Et puis aussi, une autre petite anecdote. On a créé ce spectacle il y a quelques temps déjà et j'ai une habitude : quand je crée une petite forme de spectacle, je le récite dans la cuisine de ma grand-mère, devant mes amis, parce que je me rends compte que, lorsqu’un spectacle est réussi dans la cuisine de ma grand-mère, souvent, il va être bien par la suite. C'est donc un bon test en quelque sorte. Donc, ce spectacle-là, il n’a pas vu le jour dans la cuisine de ma grand-mère, mais juste après qu'on l'ait donné sur la scène de l'Opéra-comique, on est allé le jouer dans la cuisine de ma grand-mère et c’était très sympa !
Personnellement, quels sont vos projets artistiques en cours ou à venir ?
Le mois de mai est particulièrement chargé. Le 2 mai j’ai donné mon spectacle Bingo, un loto musical avec mon trio vocal de Trio Musica Humana à l'Opéra de Nancy. Ensuite, j'ai préparé les chœurs et chanté pour un grand concert “Star Wars” qui a eu lieu au Grand Rex les 3 et 4 mai, ce qui était quand même assez rigolo. Après, il va y avoir Quichotte, donc à l'Opéra de Reims. Et ensuite on part au Théâtre de Caen pour le début de la tournée autour du spectacle Carmen, opéra-paysage itinérant de la compagnie Maurice et les autres, c’est-à-dire avec toute l'équipe de Don Quichotte qui y participe. Il y aura donc aussi Jean-Christophe Lanièce, Flore Merlin et à la mise en scène, Jeanne Desoubeaux.
Et après je crée le spectacle Les Deux Pêcheurs à l’Opéra de Compiègne les 21 et 22 mai prochains avec le baryton Romain Dayet, et de nouveau avec Flore Merlin au piano et Barbara Leliepvre au violoncelle.
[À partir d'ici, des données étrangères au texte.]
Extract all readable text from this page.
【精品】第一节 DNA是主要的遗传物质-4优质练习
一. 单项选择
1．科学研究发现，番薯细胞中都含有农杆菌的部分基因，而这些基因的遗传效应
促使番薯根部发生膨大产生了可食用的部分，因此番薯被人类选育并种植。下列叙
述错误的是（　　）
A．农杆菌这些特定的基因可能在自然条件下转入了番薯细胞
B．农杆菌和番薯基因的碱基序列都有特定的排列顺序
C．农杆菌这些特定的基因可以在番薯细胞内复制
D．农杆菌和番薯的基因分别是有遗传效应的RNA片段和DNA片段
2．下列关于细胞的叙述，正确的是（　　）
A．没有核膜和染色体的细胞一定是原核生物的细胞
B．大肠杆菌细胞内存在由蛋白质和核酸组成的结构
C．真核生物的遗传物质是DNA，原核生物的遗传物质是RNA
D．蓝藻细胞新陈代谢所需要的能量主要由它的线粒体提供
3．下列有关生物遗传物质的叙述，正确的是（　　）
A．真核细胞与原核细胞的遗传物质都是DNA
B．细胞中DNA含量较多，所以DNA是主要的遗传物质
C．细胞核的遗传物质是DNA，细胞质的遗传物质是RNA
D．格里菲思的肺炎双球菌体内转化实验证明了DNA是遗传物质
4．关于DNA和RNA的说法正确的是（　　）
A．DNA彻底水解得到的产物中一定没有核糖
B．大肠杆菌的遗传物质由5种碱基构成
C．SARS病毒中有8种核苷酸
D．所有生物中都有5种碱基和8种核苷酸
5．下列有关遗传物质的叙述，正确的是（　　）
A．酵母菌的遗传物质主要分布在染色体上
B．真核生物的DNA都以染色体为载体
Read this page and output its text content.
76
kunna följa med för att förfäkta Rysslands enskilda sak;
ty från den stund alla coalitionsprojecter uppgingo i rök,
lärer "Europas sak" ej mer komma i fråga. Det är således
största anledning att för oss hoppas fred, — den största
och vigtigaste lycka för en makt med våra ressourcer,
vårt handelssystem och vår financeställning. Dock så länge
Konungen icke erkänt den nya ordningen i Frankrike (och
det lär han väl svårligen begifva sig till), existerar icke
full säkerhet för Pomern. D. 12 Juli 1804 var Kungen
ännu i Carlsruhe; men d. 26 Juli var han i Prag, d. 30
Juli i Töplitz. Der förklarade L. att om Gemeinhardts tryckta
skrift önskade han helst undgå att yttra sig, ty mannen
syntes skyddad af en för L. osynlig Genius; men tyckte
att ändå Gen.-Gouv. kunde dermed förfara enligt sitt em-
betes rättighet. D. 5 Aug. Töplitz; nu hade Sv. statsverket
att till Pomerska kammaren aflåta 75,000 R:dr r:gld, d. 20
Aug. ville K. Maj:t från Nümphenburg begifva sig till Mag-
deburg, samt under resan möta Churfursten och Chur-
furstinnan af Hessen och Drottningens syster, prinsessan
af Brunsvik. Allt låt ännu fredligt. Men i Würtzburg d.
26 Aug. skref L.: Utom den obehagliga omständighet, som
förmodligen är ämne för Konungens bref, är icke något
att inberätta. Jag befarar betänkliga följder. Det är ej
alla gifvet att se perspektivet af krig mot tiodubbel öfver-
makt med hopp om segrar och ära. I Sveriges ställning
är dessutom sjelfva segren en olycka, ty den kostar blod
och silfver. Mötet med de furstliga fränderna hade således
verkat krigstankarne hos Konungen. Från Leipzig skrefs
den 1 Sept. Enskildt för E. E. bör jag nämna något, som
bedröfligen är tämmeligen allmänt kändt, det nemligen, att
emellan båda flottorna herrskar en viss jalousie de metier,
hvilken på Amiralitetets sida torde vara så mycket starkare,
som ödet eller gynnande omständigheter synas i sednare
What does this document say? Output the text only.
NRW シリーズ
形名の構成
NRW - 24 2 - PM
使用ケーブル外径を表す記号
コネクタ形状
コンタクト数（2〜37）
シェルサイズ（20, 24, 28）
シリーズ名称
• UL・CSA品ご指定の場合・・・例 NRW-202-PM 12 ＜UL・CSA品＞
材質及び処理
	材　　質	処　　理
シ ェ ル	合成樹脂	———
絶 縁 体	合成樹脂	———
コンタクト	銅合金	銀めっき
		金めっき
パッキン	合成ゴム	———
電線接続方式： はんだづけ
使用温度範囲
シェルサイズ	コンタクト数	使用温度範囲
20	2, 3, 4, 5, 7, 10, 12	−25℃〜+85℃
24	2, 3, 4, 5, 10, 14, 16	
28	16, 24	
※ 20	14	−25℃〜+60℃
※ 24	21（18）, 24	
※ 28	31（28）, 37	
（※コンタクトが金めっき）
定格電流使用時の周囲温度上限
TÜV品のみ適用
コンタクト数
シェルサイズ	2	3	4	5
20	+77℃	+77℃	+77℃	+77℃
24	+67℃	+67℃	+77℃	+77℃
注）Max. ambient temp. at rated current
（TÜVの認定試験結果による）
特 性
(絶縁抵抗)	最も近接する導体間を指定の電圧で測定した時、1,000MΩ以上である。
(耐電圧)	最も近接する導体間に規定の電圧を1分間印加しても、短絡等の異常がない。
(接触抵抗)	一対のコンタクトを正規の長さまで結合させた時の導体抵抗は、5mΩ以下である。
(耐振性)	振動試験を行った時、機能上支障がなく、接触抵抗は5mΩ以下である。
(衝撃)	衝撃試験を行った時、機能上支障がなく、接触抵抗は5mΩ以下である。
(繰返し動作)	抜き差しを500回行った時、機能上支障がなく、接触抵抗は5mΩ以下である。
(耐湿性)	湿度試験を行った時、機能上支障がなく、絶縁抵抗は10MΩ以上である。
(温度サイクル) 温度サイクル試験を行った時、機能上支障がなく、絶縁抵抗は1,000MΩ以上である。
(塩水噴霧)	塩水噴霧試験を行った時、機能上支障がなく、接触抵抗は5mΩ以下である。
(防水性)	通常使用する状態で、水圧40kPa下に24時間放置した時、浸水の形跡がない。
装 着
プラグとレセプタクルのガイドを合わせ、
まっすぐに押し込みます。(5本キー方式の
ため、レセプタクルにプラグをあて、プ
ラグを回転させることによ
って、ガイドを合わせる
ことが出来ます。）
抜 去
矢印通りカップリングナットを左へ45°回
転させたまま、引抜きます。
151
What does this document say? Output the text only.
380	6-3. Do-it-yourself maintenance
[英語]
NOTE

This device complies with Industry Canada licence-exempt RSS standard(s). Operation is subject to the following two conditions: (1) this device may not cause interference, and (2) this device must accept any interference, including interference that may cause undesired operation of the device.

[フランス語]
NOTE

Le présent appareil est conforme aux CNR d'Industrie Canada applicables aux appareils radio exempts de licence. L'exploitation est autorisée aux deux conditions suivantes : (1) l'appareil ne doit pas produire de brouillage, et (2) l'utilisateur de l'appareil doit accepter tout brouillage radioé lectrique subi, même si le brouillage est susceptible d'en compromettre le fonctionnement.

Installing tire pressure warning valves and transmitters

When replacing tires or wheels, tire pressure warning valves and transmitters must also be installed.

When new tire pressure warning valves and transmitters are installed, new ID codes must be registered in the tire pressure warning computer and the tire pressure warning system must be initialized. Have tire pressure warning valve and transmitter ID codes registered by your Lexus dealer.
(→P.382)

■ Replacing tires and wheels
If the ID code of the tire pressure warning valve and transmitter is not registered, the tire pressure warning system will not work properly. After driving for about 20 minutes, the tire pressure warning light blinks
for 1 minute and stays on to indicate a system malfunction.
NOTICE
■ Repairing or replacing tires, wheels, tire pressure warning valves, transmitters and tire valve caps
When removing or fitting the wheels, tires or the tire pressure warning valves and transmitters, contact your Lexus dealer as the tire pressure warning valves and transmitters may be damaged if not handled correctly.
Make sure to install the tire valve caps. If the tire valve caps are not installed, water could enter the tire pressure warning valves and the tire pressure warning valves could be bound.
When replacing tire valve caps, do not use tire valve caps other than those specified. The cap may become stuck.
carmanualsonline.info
C'est un spectacle auquel je tiens beaucoup, qui est une adaptation très libre, sous la forme d’un théâtre musical, de l'opérette de Jacques Offenbach, Les Deux Pêcheurs, qui est un peu la continuité de cette recherche autour des “spectacles famille” qu'on a lancé avec ce Don Quichotte.
Avez-vous des conseils à donner pour les plus jeunes qui aspireraient à se lancer dans une carrière musicale ?
Déjà le plus important c’est de chanter, c’est de continuer à faire de l’instrument, de ne pas hésiter à faire de la musique d’ensemble. Parce que parfois, quand on ne prend que des cours individuels ou qu'on s'enferme dans sa pratique personnelle, c'est toujours un peu délicat.
J'invite vraiment les plus jeunes à créer des groupes très tôt, à former des groupes de musique de chants, des duos, des trios ou bien des chœurs. Et aussi, à essayer plein de styles de musique différents. Moi, je me souviens quand j'étais musicien, vers la fin, ce qui m'avait aidé à continuer à jouer du trombone, c'était de faire partie d'un groupe de musique klezmer. Je me suis beaucoup amusé à le faire. Et je me suis dit : mais pourquoi je n'ai pas découvert ça avant car ça donne un rapport à son instrument vraiment différent.
Et j'ajouterai : faire du théâtre aussi. Car même quand on est instrumentiste, le théâtre, ça ouvre plein de possibilités. Là je suis en lien avec l'Orchestre philarmonique de Radio France et il y a beaucoup de musiciens, même professionnels, qui veulent faire du théâtre. Et le théâtre musical commence vraiment à faire sa place dans la vie musicale française.